Hernandez-Fitch said her film primarily focuses on her younger sister and the process of cooking gumbo, a staple dish in her culture.

“I start off with my little sister, who tells a tale about our culture and how language and land means a lot to us, how a lot of that has been taken away due to assimilation and practices against Native culture,” Hernandez-Fitch said. “Then I show you how to cook gumbo. The one thing that remains the same is our food. Through food, we sit down and we cook and we tell stories … food itself has made our culture able to sustain itself and come alive.”

Developing a film on such an intimate topic also posed its own set of challenges to Hernandez-Fitch as she was producing “Ekbeh,” mostly concerning the accessibility of her story to unfamiliar viewers. 

“At a certain point, I realized maybe many people might not understand [my film],” Hernandez-Fitch admitted. “But my family will, and I think that was the important message I learned through this process.”

Hernandez-Fitch also emphasized how filmed theses fundamentally differ from more conventional thesis forms, namely research papers and essays.

“I think a lot of people can’t read through a 60-page thesis, but they can watch an eight-minute movie and get the point,” Hernandez-Fitch said. “One of the best experiences I had was actually the film showing, and seeing my work with people I love and care about.”

McKenna Kellner ’23, a studio art major, also spoke about how her thesis, a collection of architectural drawings titled “Playhouse,” doesn’t fit the mold of a traditional thesis.

“It’s more of a project than it is a thesis — we’re not required to write anything necessarily … It’s more for the development of a body of work with a specific conceptual or material goal,” Kellner said. “It’s about thinking about where your work comes from and artists who are doing similar things to you … and trying to see how that applies to your own work.”

Kellner also spoke about how it was initially difficult for her to articulate aspects of her project, given the strictly visual nature of her thesis.

“I think it was difficult putting my project proposal into words,” Kellner said. “It’s not something that’s really taught in classes necessarily: how to talk about your artwork and your practice.” 

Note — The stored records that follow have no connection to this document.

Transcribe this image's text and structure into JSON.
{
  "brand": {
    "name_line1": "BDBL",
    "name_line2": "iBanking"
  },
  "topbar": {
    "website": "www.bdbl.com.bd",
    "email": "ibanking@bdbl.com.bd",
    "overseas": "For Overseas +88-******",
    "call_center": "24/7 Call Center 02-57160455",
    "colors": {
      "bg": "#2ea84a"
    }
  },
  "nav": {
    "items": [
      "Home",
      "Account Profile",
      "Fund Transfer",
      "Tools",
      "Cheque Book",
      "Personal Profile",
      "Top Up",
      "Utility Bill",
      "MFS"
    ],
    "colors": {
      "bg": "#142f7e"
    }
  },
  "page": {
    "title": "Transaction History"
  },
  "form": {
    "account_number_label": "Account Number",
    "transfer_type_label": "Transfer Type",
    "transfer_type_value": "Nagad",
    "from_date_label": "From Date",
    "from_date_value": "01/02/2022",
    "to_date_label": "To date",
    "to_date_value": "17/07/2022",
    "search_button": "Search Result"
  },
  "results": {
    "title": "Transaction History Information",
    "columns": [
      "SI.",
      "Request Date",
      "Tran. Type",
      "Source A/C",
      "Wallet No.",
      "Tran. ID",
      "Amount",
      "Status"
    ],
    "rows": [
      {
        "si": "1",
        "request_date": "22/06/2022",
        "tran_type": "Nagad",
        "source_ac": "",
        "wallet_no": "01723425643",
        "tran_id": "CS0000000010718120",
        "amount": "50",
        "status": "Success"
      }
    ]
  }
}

Nevertheless, Kellner’s work is formed on the basis of a coherent narrative, one entrenched in memories of a past self. “My proposal for the project was on abstractions of floor plans and elevations in reference to personal memoir — places I had grown up in, places I had been — to sort of narrate a story about physical place and belonging and movement and misplacement,” Kellner said. “Conceptually, there’s an essay by bell hooks called ‘Homeplace’ that a lot of my project is based off of, which is … focused on the idea of building a dream house or an imaginary house, as even those imaginary feelings are rooted in a real sense of poverty.”

Kellner also emphasized the importance her peers and faculty mentors had on encouraging her to develop and expand on her ideas for her thesis.

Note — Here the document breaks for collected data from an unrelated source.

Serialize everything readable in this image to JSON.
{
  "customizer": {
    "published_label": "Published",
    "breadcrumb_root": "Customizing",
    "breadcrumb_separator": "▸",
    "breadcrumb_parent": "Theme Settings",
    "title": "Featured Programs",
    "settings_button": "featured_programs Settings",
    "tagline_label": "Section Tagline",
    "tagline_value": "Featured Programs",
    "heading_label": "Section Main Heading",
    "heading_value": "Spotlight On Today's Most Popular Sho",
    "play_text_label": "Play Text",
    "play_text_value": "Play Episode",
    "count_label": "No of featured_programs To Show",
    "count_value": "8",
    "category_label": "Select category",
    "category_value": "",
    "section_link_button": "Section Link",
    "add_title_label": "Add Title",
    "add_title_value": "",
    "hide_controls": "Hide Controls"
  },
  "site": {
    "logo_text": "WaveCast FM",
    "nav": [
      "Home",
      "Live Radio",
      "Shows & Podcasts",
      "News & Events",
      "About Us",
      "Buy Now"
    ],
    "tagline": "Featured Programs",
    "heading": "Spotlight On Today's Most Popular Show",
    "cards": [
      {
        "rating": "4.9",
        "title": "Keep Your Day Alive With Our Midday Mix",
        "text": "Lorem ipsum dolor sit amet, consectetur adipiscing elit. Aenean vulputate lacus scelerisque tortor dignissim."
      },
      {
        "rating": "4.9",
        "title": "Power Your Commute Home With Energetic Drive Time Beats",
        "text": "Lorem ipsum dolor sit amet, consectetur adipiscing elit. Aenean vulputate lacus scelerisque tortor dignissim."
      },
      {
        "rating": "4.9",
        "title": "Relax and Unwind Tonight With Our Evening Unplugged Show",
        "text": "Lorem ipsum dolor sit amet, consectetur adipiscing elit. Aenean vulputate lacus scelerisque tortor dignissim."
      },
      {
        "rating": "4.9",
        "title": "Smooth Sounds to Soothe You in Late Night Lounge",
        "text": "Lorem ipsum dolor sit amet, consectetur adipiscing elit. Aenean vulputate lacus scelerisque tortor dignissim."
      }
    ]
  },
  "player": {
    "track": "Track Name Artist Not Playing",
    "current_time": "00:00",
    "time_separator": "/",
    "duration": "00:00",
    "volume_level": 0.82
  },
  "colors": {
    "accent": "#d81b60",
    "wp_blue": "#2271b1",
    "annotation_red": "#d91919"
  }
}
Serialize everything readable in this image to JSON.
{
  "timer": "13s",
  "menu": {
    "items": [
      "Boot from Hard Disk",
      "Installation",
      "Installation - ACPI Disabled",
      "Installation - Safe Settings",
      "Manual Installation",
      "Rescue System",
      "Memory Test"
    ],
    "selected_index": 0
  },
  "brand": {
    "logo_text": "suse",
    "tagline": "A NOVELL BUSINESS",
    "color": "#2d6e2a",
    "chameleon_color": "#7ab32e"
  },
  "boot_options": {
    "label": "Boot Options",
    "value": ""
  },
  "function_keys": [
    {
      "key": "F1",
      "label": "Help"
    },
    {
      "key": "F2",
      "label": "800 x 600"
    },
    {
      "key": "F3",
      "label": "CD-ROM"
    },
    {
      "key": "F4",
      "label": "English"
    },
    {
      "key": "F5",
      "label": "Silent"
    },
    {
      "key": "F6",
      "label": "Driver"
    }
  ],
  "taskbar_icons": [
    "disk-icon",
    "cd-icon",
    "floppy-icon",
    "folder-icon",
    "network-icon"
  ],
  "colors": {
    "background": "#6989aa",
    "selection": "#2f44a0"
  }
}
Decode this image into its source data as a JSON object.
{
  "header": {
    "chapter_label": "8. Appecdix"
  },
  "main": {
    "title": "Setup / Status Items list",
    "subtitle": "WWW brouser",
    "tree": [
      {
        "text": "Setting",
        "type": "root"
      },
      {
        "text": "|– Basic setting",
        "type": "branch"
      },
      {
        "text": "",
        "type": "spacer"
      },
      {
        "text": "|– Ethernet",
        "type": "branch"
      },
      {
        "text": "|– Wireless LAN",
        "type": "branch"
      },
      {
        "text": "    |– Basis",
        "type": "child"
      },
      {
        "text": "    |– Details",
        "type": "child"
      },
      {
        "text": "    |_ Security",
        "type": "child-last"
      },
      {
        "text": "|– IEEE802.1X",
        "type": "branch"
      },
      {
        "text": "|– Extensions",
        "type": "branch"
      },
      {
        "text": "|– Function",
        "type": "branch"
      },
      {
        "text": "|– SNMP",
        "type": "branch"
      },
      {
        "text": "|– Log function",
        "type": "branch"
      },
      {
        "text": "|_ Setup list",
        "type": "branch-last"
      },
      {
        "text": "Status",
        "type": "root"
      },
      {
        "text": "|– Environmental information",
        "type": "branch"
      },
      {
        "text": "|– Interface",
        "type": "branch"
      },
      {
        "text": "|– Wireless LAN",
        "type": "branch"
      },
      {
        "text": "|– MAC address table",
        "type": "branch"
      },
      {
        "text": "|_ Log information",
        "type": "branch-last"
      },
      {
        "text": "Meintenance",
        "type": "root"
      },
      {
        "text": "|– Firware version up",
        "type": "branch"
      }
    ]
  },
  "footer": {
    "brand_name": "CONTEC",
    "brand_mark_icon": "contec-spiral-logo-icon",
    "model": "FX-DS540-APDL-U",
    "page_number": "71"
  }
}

“I took an advanced printmaking class in the fall, and the class was only six people, and a lot of them were [studio art] majors,” Killner said. “We had a really great group dynamic, so we worked a lot together.”

It is this combined sense of community and comparative progress that Kellner emphasizes reflecting on her experience. 

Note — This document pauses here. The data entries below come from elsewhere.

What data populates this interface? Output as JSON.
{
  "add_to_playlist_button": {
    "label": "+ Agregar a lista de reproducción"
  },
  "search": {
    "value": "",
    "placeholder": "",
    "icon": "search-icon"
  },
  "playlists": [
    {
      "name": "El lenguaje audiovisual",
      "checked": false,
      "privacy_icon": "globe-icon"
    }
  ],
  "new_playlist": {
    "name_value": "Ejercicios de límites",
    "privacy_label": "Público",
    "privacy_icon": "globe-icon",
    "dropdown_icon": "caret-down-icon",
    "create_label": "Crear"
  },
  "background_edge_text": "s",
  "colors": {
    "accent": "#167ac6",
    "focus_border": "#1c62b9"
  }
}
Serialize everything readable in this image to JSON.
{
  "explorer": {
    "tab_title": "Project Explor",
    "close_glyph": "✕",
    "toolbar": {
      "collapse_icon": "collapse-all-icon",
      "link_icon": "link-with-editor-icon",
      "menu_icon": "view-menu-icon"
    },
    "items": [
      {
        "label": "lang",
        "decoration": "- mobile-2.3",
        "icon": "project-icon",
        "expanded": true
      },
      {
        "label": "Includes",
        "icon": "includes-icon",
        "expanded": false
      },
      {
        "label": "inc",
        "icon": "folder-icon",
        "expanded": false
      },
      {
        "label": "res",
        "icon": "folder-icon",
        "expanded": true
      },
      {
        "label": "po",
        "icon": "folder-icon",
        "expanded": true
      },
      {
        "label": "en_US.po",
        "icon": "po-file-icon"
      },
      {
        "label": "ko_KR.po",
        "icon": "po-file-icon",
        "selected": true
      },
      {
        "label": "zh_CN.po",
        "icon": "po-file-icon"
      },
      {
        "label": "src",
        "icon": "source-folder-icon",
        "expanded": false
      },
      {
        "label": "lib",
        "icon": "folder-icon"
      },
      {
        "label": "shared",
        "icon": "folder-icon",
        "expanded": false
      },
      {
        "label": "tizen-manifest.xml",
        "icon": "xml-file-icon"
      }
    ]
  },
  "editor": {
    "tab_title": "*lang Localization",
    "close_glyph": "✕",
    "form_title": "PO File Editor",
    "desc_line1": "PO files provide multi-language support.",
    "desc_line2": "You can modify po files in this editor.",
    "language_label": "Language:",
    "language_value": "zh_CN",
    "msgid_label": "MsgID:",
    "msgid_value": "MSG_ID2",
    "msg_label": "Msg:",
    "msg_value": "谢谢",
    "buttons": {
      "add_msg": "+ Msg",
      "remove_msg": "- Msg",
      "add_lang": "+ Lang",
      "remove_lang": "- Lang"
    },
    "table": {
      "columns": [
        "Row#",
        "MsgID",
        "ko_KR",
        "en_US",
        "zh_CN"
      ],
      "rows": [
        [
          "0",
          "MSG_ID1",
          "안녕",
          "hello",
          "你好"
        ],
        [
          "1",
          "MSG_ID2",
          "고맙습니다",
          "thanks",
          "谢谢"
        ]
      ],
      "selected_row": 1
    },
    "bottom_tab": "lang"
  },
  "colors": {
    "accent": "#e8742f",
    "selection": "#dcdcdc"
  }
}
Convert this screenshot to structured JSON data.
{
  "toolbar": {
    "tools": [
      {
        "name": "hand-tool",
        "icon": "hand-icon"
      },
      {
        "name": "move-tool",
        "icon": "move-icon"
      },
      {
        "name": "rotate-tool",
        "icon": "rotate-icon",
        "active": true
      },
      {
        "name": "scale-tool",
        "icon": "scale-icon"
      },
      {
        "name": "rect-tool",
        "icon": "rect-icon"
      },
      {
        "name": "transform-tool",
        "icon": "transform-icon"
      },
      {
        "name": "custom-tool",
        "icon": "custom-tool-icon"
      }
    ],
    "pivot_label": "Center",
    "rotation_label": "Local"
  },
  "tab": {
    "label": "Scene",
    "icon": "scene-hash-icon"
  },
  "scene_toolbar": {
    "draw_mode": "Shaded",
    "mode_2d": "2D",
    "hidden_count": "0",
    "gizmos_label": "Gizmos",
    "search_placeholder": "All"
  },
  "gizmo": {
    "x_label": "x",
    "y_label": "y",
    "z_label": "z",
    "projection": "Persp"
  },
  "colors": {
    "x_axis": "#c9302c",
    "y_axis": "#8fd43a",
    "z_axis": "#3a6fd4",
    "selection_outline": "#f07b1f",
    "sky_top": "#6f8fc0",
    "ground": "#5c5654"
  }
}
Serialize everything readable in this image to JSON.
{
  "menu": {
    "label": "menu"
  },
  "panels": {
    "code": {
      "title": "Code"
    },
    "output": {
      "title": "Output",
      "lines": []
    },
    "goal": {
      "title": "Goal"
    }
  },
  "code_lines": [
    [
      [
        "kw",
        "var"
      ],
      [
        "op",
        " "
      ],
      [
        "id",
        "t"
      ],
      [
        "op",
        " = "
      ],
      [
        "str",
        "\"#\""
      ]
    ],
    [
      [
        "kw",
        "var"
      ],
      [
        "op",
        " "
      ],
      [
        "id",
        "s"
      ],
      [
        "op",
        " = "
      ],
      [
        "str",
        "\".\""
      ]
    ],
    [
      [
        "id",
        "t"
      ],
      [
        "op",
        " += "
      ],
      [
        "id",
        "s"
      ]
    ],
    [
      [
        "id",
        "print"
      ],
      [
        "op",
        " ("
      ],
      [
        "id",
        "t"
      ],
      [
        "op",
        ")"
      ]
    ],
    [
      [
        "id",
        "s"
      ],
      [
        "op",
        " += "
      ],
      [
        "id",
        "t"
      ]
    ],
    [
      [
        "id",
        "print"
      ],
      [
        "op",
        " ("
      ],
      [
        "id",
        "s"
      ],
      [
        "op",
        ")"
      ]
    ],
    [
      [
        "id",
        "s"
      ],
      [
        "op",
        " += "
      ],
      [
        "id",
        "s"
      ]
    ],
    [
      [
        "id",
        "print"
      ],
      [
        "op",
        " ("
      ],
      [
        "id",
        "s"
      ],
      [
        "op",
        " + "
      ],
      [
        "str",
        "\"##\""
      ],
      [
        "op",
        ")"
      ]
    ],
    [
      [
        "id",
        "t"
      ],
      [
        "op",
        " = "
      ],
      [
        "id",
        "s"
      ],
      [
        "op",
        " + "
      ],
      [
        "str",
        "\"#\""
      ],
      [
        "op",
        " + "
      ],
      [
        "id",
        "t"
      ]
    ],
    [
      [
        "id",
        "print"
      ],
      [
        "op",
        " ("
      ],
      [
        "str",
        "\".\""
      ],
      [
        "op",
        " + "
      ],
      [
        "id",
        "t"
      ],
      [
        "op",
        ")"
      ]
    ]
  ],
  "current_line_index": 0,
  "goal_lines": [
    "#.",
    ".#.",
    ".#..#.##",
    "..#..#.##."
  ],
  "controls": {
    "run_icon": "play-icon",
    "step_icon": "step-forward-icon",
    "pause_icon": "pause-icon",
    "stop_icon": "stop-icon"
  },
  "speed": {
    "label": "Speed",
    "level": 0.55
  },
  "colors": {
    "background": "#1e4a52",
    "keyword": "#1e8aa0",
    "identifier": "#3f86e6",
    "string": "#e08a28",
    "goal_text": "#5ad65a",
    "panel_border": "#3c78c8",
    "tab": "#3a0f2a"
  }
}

“I think [the senior thesis] is the best way to push yourself to make the best work you can and also develop relationships with faculty directly,” Kellner said. 

Underlying all of the senior theses is an overwhelming urge to seize individuality and express a story that needs to be told, no matter the medium. In addition, faculty members as well as fellow students backed these creative pursuits. Indeed, the senior thesis is more than simply demonstrating an itching passion. It is about producing a work that is wholly and uniquely their own.

Huggins encouraged future seniors to explore a thesis and discover this unique sense of ownership for themselves.

“Find a story that you’ve been wanting to tell, whether that be something that you couldn’t tell or haven’t had the opportunity to,” Huggins said. “You can tell a story that maybe only you can tell.”